European and Asian shares and oil prices dropped, while government bonds rallied as fresh Covid-19 outbreaks clouded the outlook for the global economy.
Europe’s Stoxx 600 index fell 1.7 per cent and London’s FTSE 100 dropped 1.9 per cent. Japan’s Topix fell 1.3 per cent, while Hong Kong’s Hang Seng dropped 1.7 per cent.
Government bonds extended their recent rally as investors sought safe assets, pushing yields to multi-month lows. The 10-year US Treasury yield hit 1.252 per cent on Monday, its lowest since mid-February. Germany’s 10-year yield hit minus 0.37 per cent, the lowest since early March.
Brent crude, the international oil benchmark, dropped 2.7 per cent to $71.60 a barrel as economic growth concerns compounded earlier falls caused by Opec and its allies reaching a deal to raise production to counter increasing prices.
The moves came as investors grappled with the rapid spread of the highly transmissible Delta variant of Covid-19, which has struck countries that had previously brought the virus under control.
New York state on Saturday recorded more than 1,000 cases in a day for the first time since mid-May, while authorities in countries including Australia and Vietnam were battling rising infections, Singapore tightened social distancing restrictions and Tokyo’s Olympic Games were set back by a coronavirus outbreak.
Futures markets signaled Wall Street’s S&P 500 share index would fall 0.8 per cent in early New York dealings.
The Stoxx and the US S&P 500 hit records earlier this month on the back of exuberance about coronavirus vaccines and companies reaping the benefits of economies reopening.
“Valuations and sentiment all reached extreme growth highs,” said Ewout van Schaick, head of multi-asset investment at NN Investment Partners. “Now, of course, the revival of the virus is causing uncertainty about economic progress in the months ahead.”
The dollar index, which measures the greenback against major currencies and tends to gain in time of stress, gained 0.3 per cent.
Sterling dropped 0.4 per cent against the dollar to $1.37, a three-month low. England lifted most coronavirus restrictions on Monday while more than half a million people, including prime minister Boris Johnson, had been told to isolate after coming into contact with infected individuals and retailers and ports reported staff shortages.
The Stoxx travel sector dropped 2.6 per cent, as stocks in travel-dependent economies fell sharply. Italy’s FTSE MIB dropped 2.1 per cent and Spain’s Ibex fell 1.5 per cent.
After US-listed stocks ended Friday with their worst weekly performance in more than a month, futures markets signalled the blue-chip S&P 500 index would drop 0.5 per cent in early trades.

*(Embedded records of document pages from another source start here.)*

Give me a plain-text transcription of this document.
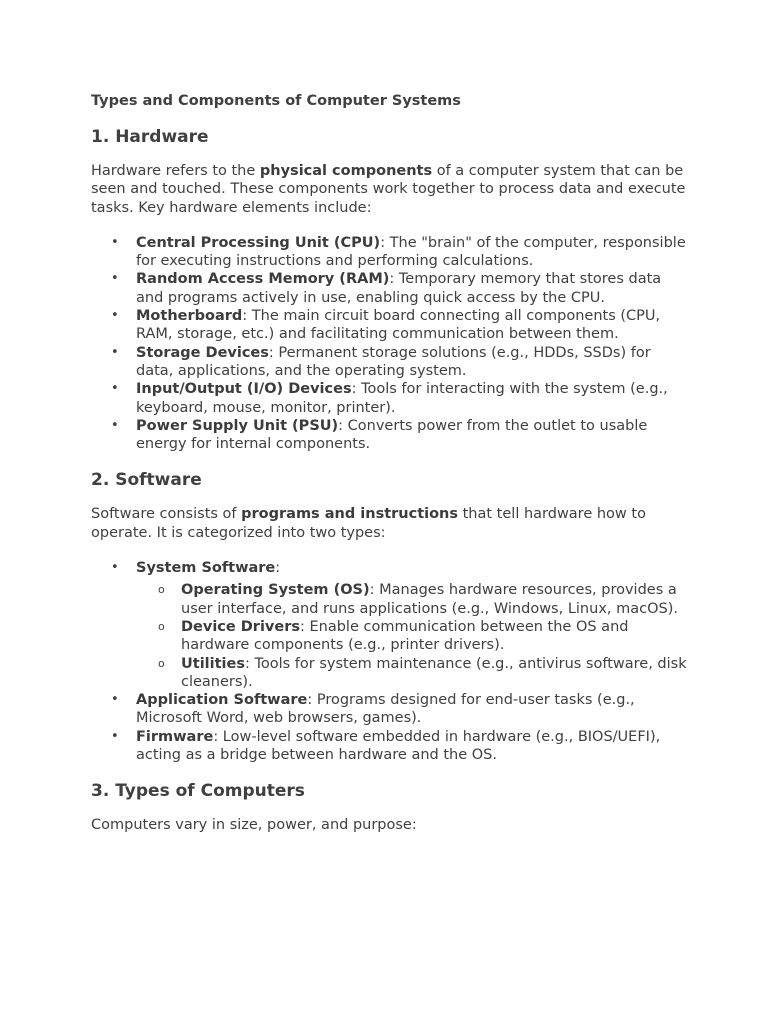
Types and Components of Computer Systems
1. Hardware

Hardware refers to the physical components of a computer system that can be seen and touched. These components work together to process data and execute tasks. Key hardware elements include:

• Central Processing Unit (CPU): The "brain" of the computer, responsible for executing instructions and performing calculations.
• Random Access Memory (RAM): Temporary memory that stores data and programs actively in use, enabling quick access by the CPU.
• Motherboard: The main circuit board connecting all components (CPU, RAM, storage, etc.) and facilitating communication between them.
• Storage Devices: Permanent storage solutions (e.g., HDDs, SSDs) for data, applications, and the operating system.
• Input/Output (I/O) Devices: Tools for interacting with the system (e.g., keyboard, mouse, monitor, printer).
• Power Supply Unit (PSU): Converts power from the outlet to usable energy for internal components.
2. Software

Software consists of programs and instructions that tell hardware how to operate. It is categorized into two types:

• System Software:
o Operating System (OS): Manages hardware resources, provides a user interface, and runs applications (e.g., Windows, Linux, macOS).
o Device Drivers: Enable communication between the OS and hardware components (e.g., printer drivers).
o Utilities: Tools for system maintenance (e.g., antivirus software, disk cleaners).
• Application Software: Programs designed for end-user tasks (e.g., Microsoft Word, web browsers, games).
• Firmware: Low-level software embedded in hardware (e.g., BIOS/UEFI), acting as a bridge between hardware and the OS.
3. Types of Computers

Computers vary in size, power, and purpose:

Michael Hood, global multi-asset strategist at JPMorgan Asset Management, said the rapid spread of the Delta variant was “forcing investors to refocus on the virus at a time when most had been happy to leave that issue behind”.
Markets were also weighing up how monetary policymakers will deal with rising inflation after US and UK consumer price increases unexpectedly accelerated in June.
The US Federal Reserve is under pressure to taper its $120bn of monthly bond purchases that have boosted markets throughout the pandemic in response to inflation trends while some UK lawmakers are pushing the Bank of England to rein in its own government debt buying.